Telkom SA SOC Ltd. plans to eliminate at least 24 percent of its workforce as Chief Executive Officer Sipho Maseko seeks to make Africa’s dominant landline provider more competitive against Vodacom Group Ltd. and MTN Group Ltd.
About 4,400 staff will leave Pretoria-based Telkom through voluntary severance and early retirement, according to spokeswoman Jacqui O’Sullivan. Telkom employed 18,333 people as of March 31. The carrier also plans to outsource as many as 3,400 positions, although some of the workers affected may receive Telkom contracts in the future, she said. Telkom shares fell as much as 2.6 percent in Johannesburg.
Telkom confirmed the numbers, which were disclosed in a Tuesday statement by the unions after a meeting with managers. Telkom is revamping its operations to revive earnings as consumers switch to data-enabled smartphones and tablets from landlines.
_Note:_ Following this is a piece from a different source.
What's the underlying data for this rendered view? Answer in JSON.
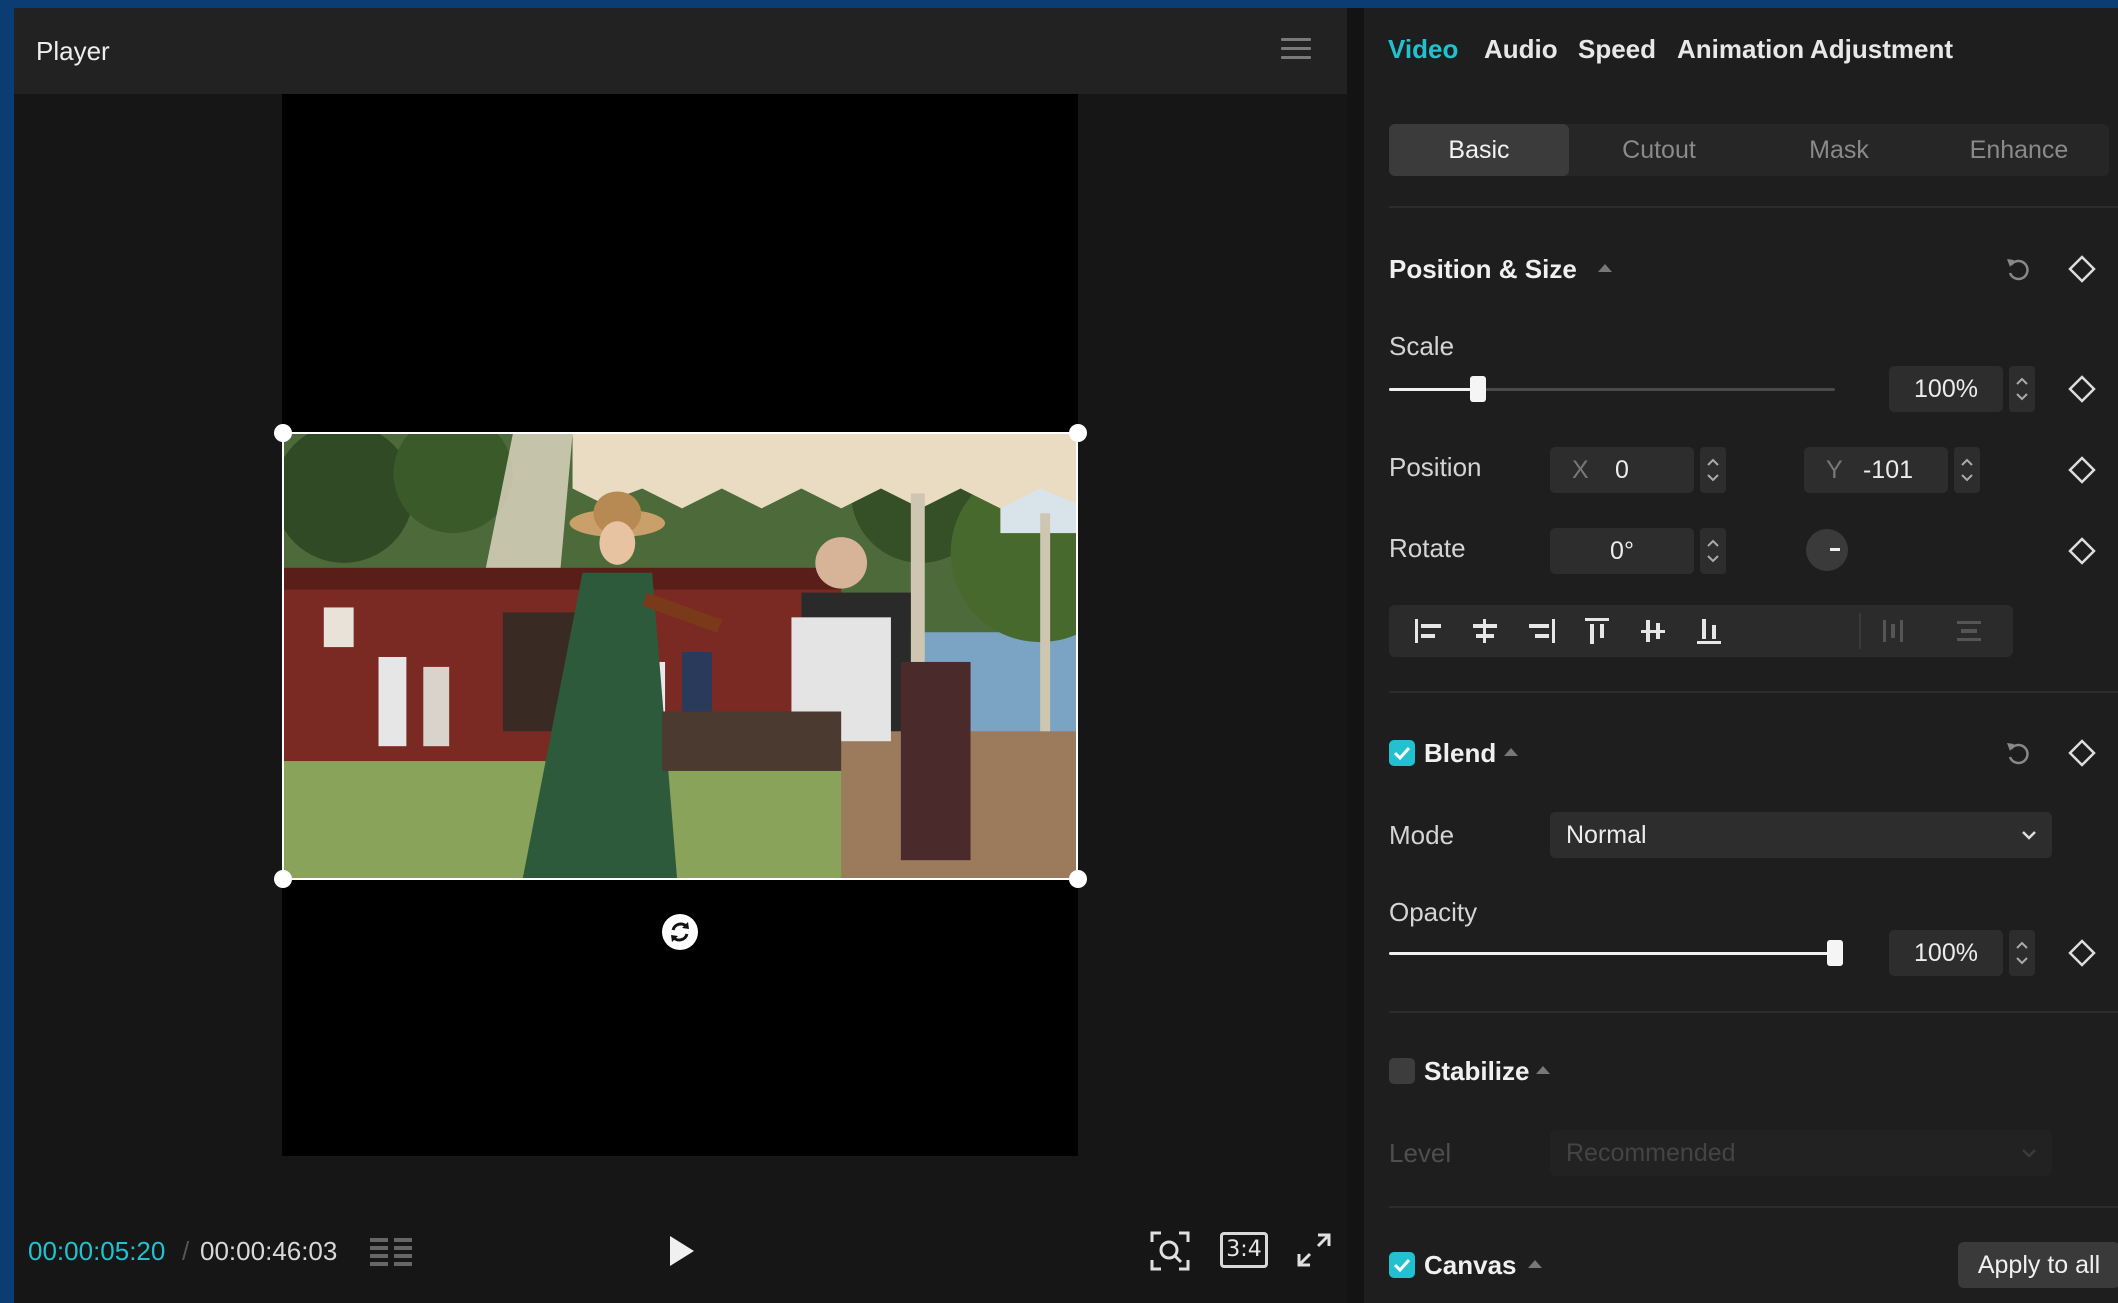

The phone company is also trying to increase profit at its mobile service, South Africa’s fourth-biggest, and boost sales of its Internet offering.
“These are critical actions we need to take to ensure the long-term sustainability of our business,” O’Sullivan said.
Telkom’s average revenue per employee was 1.7 million rand ($140,000) in the most recent fiscal year, according to data compiled by Bloomberg. That compares with 15.7 million rand for Vodacom and 6.7 million rand for MTN, Telkom’s largest rivals in South Africa.
Telkom said it will have about 4,000 full-time workers in its new wholesale and networks business.
“We remain committed to collaborating with organized labor in the best interest of Telkom and its people,” O’Sullivan said.